The News Persists, as Does the Ridicule

There doesn’t seem to be any story that’s dominating the news these days, despite a plethora of desultory options, and we’ve been too busy lately to keep up with any of it anyway. That damned Gridiron Show we do every year to raise money for the foolish cause of journalism scholarships have taken up much of our time lately, not to the mention the delightful and slightly boozy parties that followed each of the three nights of performances, and on Sunday we met with the folks at a swank restaurant to celebrate their remarkable 63 years of holy and mostly very happy matrimony.
Enough time was left over in the weekend that we noticed that the annual White House Correspondents Dinner, which inspired our local record-setting 51-year-old Gridiron Show, somehow went on despite President Donald Trump’s second consecutive boycott, although not quite as usual. For the past many decades the dinner invited a comedian to lampoon the president, then invited the president and guest of honor to make his wittiest reply, and it was one of those institutions that lubricated the friction between the presidency and the Fourth Estate, but that’s another longstanding institution that Trump has demolished.
This is the second straight year Trump has declined to match wits with the sort of third-rate comics that the White House Correspondents seem to book, and we well understand why. Having a sitting President of the United States sitting at the fancy table used to be a big drawing card for the White House Correspondents’ Dinner, and to keep that going the adversarial decided to end the traditional lampooning by a comic and instead invite an esteemed academic historian to give a brief lecture. It didn’t get any laughs, but of course it was just as harshly critical of Trump as anything some smart-ass comedian might have come up with, and all those enemies of the people in the “fake news” media went right ahead and dressed up and had few drinks and had a grand old time of the evening.

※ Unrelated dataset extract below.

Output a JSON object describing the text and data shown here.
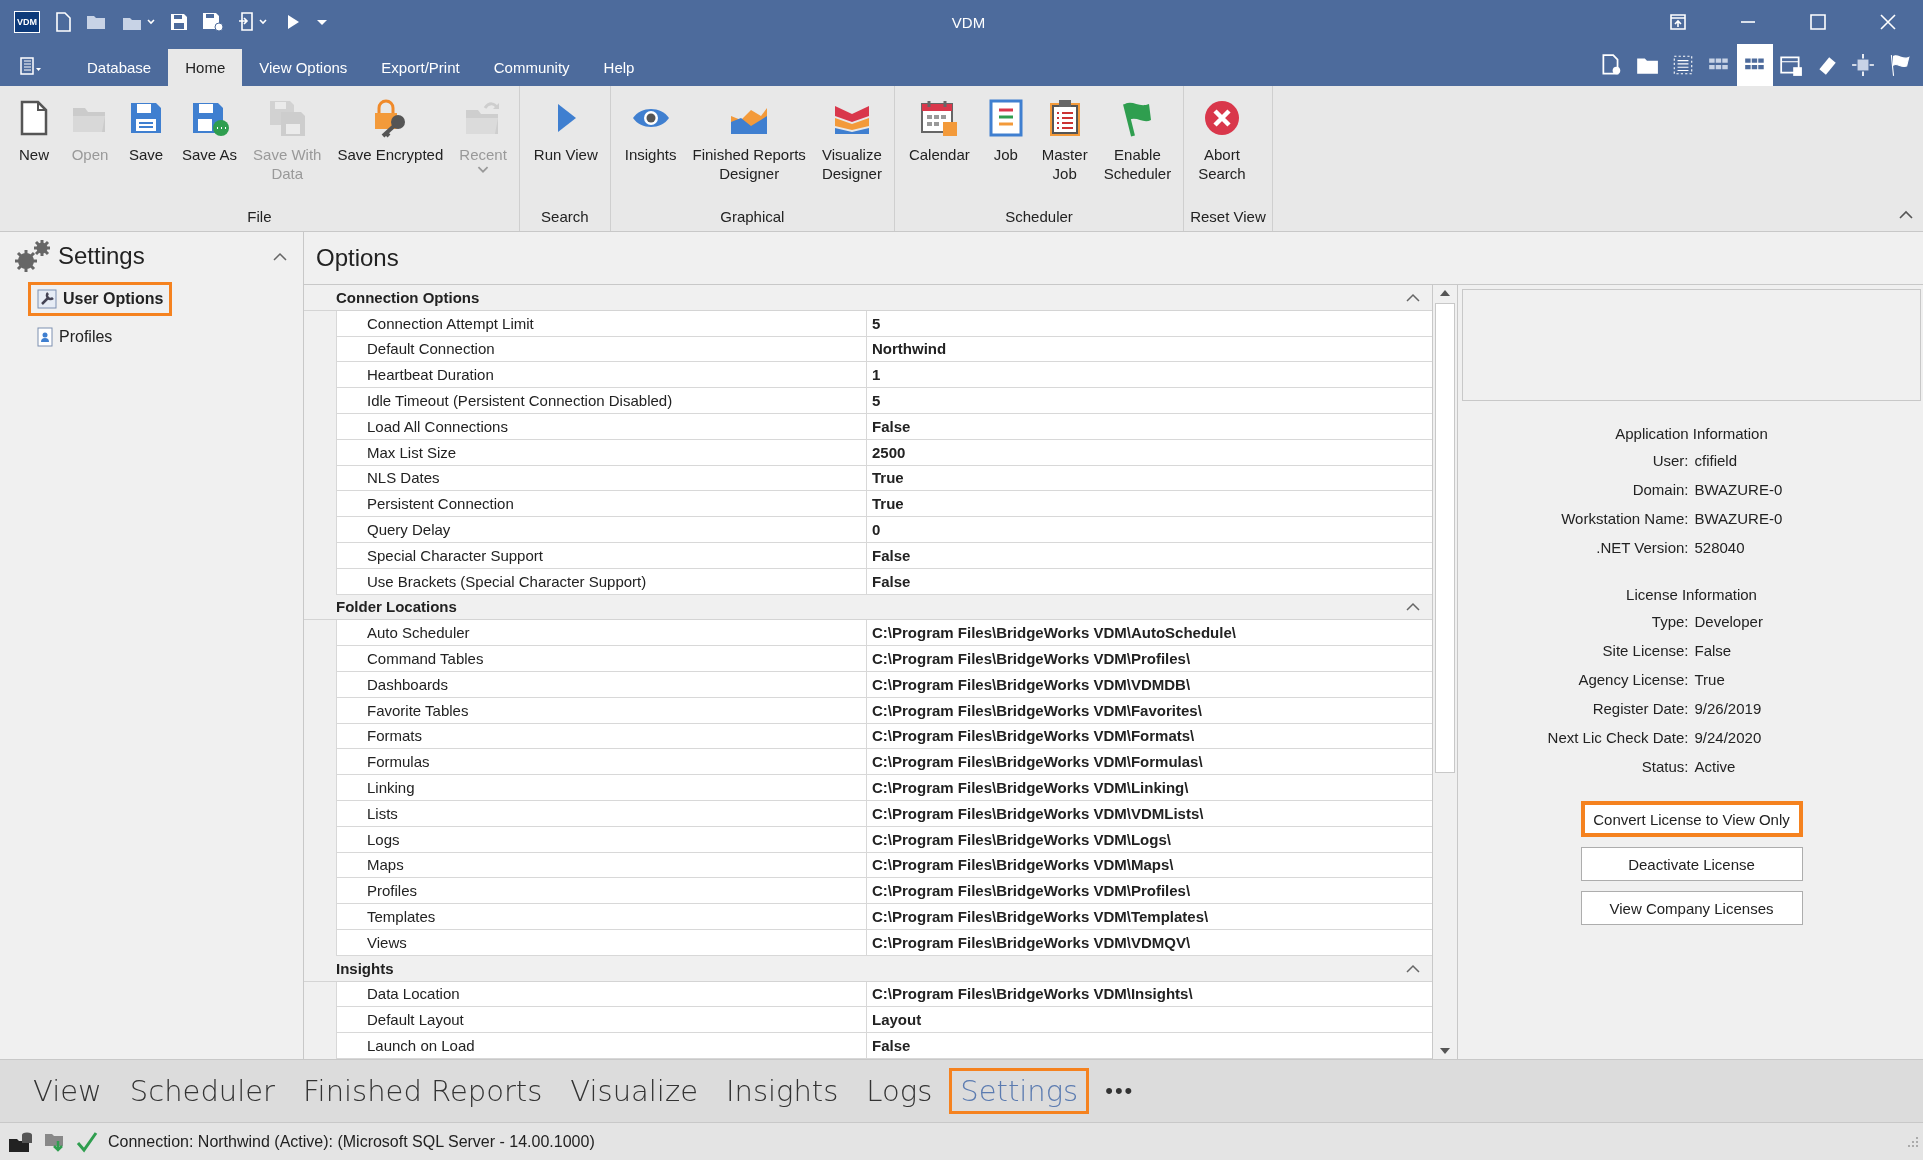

Meanwhile, here in Wichita, the local media’s far less fancy Gridiron Show went pretty well by amateur theatrical standards. We got some laughs and raised some money for the foolish cause of journalism scholarships, and some of the laughs were aimed at Democrats and a lot of them where aimed at Trump. There’s no stopping free people from laughing at their leaders, and before we dig into the news again today we’ll pause to be glad that some institutions can’t be demolished.